Our study has several limitations that need to be taken into consideration when interpreting our results. First, women suffering from severe symptoms may be more motivated to participate in the study and could thereby explain the high prevalence of women with severe symptoms in our study population. On the other hand, the most severely affected women will be too sick to participate. Moreover, maternal reporting of information was retrospective for women not being at the peak of their NVP symptoms, introducing a risk for overestimating the severity of NVP symptoms. Koren et al. have previously demonstrated that women have a tendency to overestimate the symptoms when reporting retrospectively [63]. We tried to reduce this risk by excluding all women with a youngest child older than 1 year of age, however, we cannot rule out this risk completely. Another study that used the three PUQE questions to assess NVP retrospectively did not find evidence of differential recall when stratified on gestational age [64]. Of note, the classification of severity of NVP was based on the PUQE score. It is important to remember that not all aspects that contribute to the overall experience of the severity of NVP are measured by PUQE; hence, different women with moderate NVP as classified by PUQE may differ in the experience of the impact of their symptoms.

Second, a conventional response rate could not be calculated and a selection bias of the target population cannot be ruled out due to the use of a Web-based questionnaire. However, this approach enabled us to reach a high number of women from all over Norway, resulting in a sample with a geographic spread strikingly similar with that of the general birthing population (Appendix 1) [33, 34]. Moreover, as some antihistamines are available as over-the-counter (OTC) medicine, and the severity of NVP is not recorded in the prescription database unless diagnosed as HG, determining the prevalence rate of treatment according to severity is problematic, excluding a registry-based approach. The Internet is increasingly used for research purposes [65], and recruitment via the Internet has shown reasonable validity in epidemiological studies [66, 67]. The information reported in Web-based questionnaires has been found to be of equal quality, equivalent to and as reliable as the information provided on paper in studies from different research fields [6870]. Moreover, as the Internet penetration rate is very high in Norway (97 % of the women aged 16–44 years use Internet on daily basis) [71], this methodology may be especially appropriate for women in reproductive age. Furthermore, the women who participated in the study were reasonably comparable to the general birthing population of Norway. Of note, women in this study generally had a higher level of education compared to the general birthing population. The results should be interpreted with these limitations in mind.

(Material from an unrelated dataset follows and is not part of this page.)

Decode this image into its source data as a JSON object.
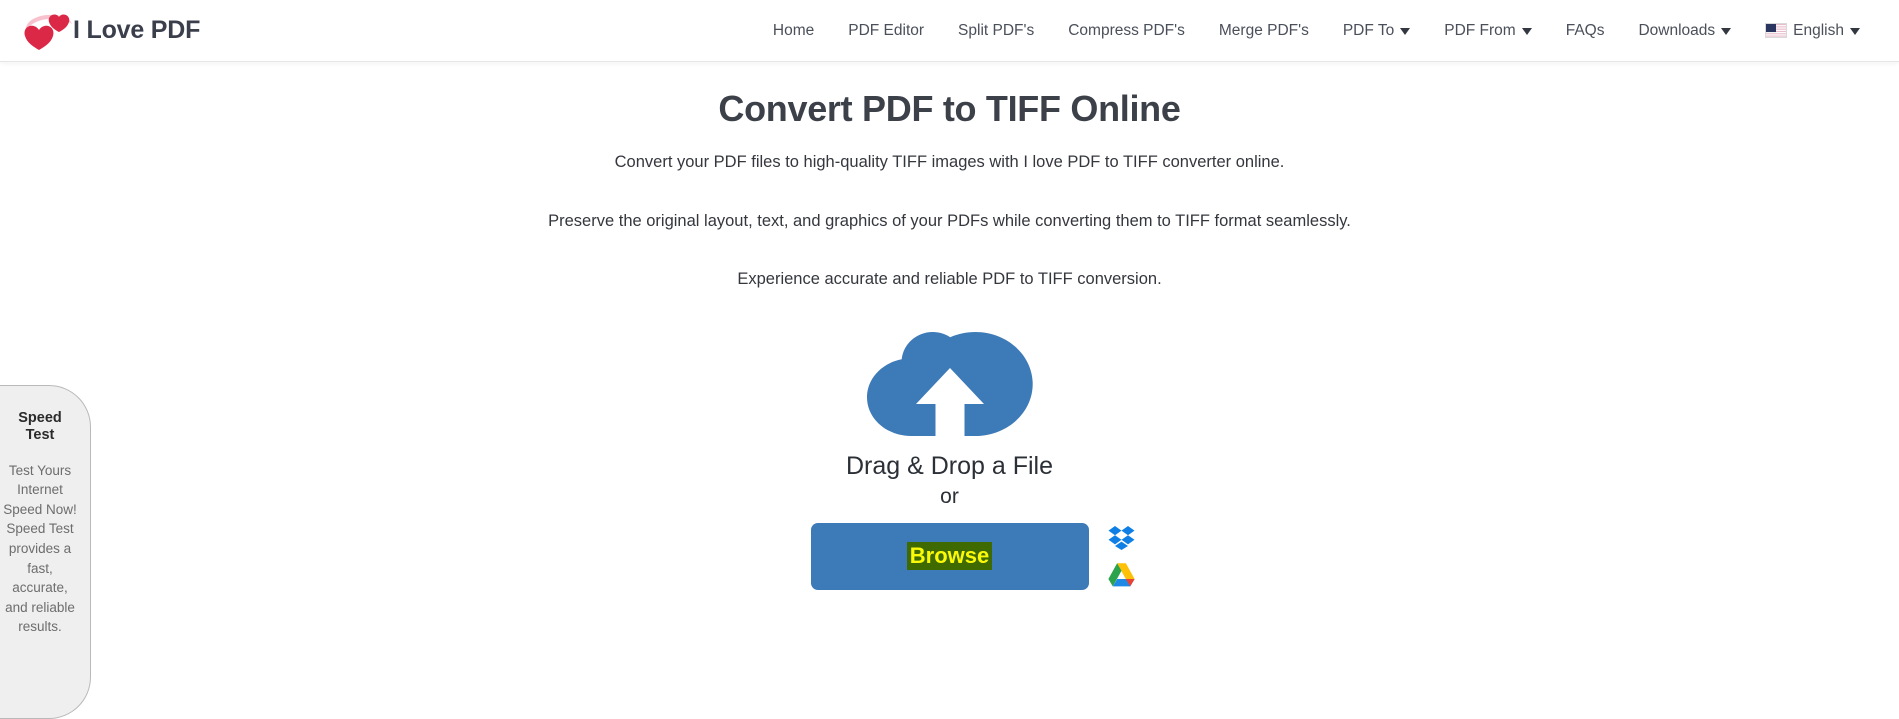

Studies to determine the benefit of early treatment of NVP are warranted. Furthermore, future work is needed to determine the safety of commonly used medications for NVP such as metoclopramide (risk of neurological side effects) and ondansetron (cardiovascular complications). Studies addressing the attitudes among health care personnel involved in treatment of NVP and patients’ adherence to NVP treatment are warranted.

Conclusion

A large proportion of women suffered from moderate to severe symptoms of NVP, many of whom did not receive any pharmacological treatment. Though antihistamines were the most commonly used medicines for NVP, closely followed by metoclopramide, our findings indicate that treatment guidelines are not consistently followed. Many women, who had been on sick leave due to NVP, were not prescribed medicines beforehand or at the same time as the sick leave certificate was issued. Future studies should investigate whether earlier identification and treatment of NVP can reduce sick leave and hospitalisation due to this condition in pregnancy.